Friday, May 25, 2012

The Best Exotic Marigold Hotel (Brockway)

Tropic Sprockets by Ian Brockway

The Best Exotic Marigold Hotel

We live in a curious age of uncertainty and turmoil, be it economic, technological or environmental. After all this is 2012: the start of a hectic and finger-fetishistic  21st century and the end of the famous Mayan calendar.
Because of this anxiety, the Orientalist craze and specifically India, popularized by the Romantics Byron and Shelley and given further transcendent fire not so long ago by The Beatles in the 60s , has never been more popular in current cinema. We have applauded "Slumdog Millionaire" (2008)  and "Eat Pray Love"(2010). Our hunger for all things Hindu has been well founded and easy to understand. What better anodyne to our schizophrenic multitasking then the blissful color realms of India?

So we now arrive at  "The Best Exotic Marigold Hotel" another Indian journey of heart and hope for those young and old (and especially those, over 60). It is a pleasant, bittersweet and not so strange trip with all the British dames and dudes that you would expect and the film succeeds very well in spite of its warm and fuzzy, tea cosy denouement.

The film concerns a host of sirenian queen bees and poetic bachelors  gone heartsick or mad by the media. Evelyn (Judi Dench) is newly widowed and fed up with the automated age. The stentorian Mrs. Donnelly (Maggie Smith) is ill and needs a hip transplant. Graham (Tom Wilkinson) wants to go to India before it's too late, while Norman (Ronald Pickup) is searching for young flesh.

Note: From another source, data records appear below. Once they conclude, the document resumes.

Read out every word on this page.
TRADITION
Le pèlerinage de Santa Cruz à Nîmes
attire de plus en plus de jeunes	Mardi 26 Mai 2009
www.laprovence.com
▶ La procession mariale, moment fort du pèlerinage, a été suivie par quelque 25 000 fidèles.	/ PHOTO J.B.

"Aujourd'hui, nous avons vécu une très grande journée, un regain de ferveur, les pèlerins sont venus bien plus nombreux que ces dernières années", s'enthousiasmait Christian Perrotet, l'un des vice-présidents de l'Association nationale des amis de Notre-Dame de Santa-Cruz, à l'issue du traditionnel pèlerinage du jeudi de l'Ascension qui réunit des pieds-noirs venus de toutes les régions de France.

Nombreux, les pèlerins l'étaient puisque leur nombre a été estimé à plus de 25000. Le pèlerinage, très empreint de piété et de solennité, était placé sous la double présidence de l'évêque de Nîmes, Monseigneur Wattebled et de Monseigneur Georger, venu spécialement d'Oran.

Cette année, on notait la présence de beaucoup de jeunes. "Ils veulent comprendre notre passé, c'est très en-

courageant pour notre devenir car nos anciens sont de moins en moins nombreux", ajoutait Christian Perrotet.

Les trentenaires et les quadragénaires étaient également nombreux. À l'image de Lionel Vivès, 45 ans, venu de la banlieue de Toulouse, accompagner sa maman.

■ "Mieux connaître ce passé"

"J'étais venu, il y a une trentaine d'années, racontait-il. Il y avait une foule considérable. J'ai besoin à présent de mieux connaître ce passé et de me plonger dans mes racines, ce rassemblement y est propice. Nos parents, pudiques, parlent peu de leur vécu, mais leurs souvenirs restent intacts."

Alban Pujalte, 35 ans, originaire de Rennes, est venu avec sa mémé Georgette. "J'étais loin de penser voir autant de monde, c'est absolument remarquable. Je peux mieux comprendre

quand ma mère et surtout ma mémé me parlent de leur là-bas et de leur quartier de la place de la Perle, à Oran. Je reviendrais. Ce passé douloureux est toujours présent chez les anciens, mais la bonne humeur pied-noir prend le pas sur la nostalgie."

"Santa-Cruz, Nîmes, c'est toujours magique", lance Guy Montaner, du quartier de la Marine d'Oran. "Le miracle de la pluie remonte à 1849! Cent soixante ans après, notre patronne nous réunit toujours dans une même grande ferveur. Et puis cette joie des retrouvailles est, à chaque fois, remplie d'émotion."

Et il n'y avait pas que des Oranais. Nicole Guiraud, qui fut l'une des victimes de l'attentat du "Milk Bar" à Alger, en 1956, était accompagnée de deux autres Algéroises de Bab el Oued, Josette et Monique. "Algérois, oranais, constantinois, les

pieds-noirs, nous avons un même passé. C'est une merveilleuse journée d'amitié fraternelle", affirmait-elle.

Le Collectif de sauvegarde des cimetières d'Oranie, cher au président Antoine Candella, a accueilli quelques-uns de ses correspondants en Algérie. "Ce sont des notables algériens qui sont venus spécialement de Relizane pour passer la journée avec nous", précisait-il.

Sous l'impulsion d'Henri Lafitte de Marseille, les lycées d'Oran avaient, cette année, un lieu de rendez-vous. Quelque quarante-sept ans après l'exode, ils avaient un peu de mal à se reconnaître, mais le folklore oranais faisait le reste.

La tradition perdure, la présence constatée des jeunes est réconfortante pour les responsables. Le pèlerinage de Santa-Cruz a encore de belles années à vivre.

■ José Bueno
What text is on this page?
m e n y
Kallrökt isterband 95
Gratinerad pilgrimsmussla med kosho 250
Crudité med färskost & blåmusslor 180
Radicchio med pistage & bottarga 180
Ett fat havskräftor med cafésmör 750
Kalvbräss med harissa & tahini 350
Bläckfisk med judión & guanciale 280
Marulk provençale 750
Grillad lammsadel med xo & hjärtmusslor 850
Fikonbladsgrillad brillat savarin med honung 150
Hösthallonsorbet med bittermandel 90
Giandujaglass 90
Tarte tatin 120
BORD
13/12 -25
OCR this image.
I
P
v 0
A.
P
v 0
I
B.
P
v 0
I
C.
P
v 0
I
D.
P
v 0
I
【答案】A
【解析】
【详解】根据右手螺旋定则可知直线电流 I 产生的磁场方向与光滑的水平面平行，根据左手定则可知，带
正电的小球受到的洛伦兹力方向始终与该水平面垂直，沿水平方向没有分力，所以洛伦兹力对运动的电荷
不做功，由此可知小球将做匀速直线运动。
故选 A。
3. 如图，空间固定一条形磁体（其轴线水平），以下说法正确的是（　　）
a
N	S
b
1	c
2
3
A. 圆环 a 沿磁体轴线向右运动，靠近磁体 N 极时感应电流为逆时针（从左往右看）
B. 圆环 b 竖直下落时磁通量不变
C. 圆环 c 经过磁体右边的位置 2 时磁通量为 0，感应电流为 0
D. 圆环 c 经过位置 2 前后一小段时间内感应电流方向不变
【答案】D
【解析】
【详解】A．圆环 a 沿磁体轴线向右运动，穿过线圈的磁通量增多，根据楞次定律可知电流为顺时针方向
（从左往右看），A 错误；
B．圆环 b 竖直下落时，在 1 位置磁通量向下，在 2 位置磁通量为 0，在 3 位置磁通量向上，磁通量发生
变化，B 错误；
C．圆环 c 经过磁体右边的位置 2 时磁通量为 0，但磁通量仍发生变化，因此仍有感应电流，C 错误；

Suffice to say the gang's all here. I'll admit that when I saw the stellar cast sitting together at the airport or on the bus bracing for their dubious curries, I did think of an E.M. Forster version of "Sex in the City". The comparison couldn't be helped. Yet as the film goes on, it disarms you with well... a coziness.

While at first it is very much a travelogue of sorts with Mrs. Donnelly being unpleasantly xenophobic and nastily worrying over foreign foods and doctors, the film is refreshingly visual in its bright locales and bit by bit, we come to a real sense of place , of India as a vibration or a living creature  and not just a stage set. There is enough joy for the eyes here and while it might seem so much prismatic paneer, that is, real cheese on the subject of loneliness in foreign lands as the octogenarian clock goes Took-took-tock, the marigold fluff and foam and a "Let me go to England alone" manages a pathos.

This is most evident in the role of Graham, a shy but affable gay man who is haunted by adolescent ghosts. Graham is secretive and reserved, and the specters of sadness within him are elements of great vexation, with something of the apprehension of Thomas Mann's "Death in Venice".

We also get some Bollywood relief with the appearance of Slumdog Millionaire's Dev Patel who is hypertensive and nervous but joyfully existential and on the right track as a rollicking Romeo. Like a young Don Knotts from New Delhi, Patel entertains and enchants. His sputters of surprise show the humanity in the gesture of Slapstick. 

"The Best Exotic Marigold Hotel" is a picaresque jaunt that will beguile with its easy charm. Its cast of playfully weary and altogether amiable adaptables in Ambrosia will win you over. The film might well be Shangri-La in Septuagenaria, but like the Beatles' "Yellow Submarine" it is a voyage where everyone fits together and happily receives the things most longed and wished for.